Holy Scriptures of the Old and New Testament contain a revelation of the character of God, and of the duty, interest and final destination of mankind (1803)

(You get the idea.) That revelation is contained in scripture, but in contrast to fundamentalism, isn’t the revelation itself. You have to look for it, find it and interpret it, and that’s not easy. The encouragement we get from this passage is that looking, finding and interpreting God’s intent is not limited to the exceptionally, extraordinarily good, but be taken on by those with a good intent and a willingness to understand.

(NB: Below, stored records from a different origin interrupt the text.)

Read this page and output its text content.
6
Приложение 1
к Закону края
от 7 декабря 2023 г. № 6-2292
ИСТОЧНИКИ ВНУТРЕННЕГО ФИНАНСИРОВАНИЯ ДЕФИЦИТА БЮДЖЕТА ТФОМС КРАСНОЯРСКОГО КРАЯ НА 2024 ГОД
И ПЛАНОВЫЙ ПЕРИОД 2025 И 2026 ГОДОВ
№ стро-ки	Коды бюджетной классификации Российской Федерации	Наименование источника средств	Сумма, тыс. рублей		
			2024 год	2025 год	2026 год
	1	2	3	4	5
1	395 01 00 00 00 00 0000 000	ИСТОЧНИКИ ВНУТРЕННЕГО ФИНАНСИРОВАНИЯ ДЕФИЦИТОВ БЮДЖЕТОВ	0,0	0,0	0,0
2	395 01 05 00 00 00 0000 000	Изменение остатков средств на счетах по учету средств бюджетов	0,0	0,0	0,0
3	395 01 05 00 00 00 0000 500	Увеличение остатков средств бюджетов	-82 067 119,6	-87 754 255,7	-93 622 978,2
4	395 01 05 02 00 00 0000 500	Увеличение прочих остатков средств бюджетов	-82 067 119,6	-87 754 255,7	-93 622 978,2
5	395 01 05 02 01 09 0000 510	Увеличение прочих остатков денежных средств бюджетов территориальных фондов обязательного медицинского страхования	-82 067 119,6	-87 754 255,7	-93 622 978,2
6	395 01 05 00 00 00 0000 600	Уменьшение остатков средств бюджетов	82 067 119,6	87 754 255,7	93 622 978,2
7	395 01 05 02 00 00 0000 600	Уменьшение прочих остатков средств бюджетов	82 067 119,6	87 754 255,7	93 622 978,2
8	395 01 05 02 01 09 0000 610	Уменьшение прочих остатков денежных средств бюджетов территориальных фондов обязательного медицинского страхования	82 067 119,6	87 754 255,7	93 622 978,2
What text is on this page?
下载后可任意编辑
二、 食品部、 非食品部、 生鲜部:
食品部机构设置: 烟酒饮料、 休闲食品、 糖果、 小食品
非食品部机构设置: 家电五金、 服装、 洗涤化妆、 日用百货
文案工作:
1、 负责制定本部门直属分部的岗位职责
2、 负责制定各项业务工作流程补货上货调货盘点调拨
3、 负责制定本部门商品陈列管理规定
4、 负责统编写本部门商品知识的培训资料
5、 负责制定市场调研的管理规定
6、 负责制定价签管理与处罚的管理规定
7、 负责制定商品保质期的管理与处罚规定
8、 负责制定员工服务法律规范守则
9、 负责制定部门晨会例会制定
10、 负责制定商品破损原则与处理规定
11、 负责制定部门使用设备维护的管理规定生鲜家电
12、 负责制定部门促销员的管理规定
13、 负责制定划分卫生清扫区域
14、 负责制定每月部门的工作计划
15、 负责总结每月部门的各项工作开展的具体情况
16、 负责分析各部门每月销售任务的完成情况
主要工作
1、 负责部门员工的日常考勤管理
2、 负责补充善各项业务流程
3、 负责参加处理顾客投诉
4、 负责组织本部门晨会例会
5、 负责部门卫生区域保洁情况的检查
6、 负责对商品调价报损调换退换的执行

Friends, both the passages from Genesis and Mark have themes of wildness and liminality. The churning waves, the desert being the Accuser’s domain. And there’s even a connection in the waters: between those that evoked God’s presence in destruction, and God’s presence in the blessing of baptism. (That itself is another sermon.) Both come with blessing, survival for Noah and his family, and for Jesus,

And a voice came from heaven, “You are my Son, the Beloved; with you I am well pleased.” (v. 11)

May your searches prove a blessing, too.

In previous sermons, I’ve talked about having an imagination would approach you scripture, as a way of understanding what God is saying. Today, I would add a sense of empathy and curiosity. I encourage you to dig deep wells of patience, or at least thoroughness in your examinations, and a forbearance that values your everyday opinion over others.

This is path which leads to understanding what God may reveal to you.

One Reply to “Sermon: “Understanding Divine Revelation””

  1. Thank you Scott. Good ministry for me. Especially at this season, and in this time of plague and natural disaster. Very “back to basics”, in all the best ways.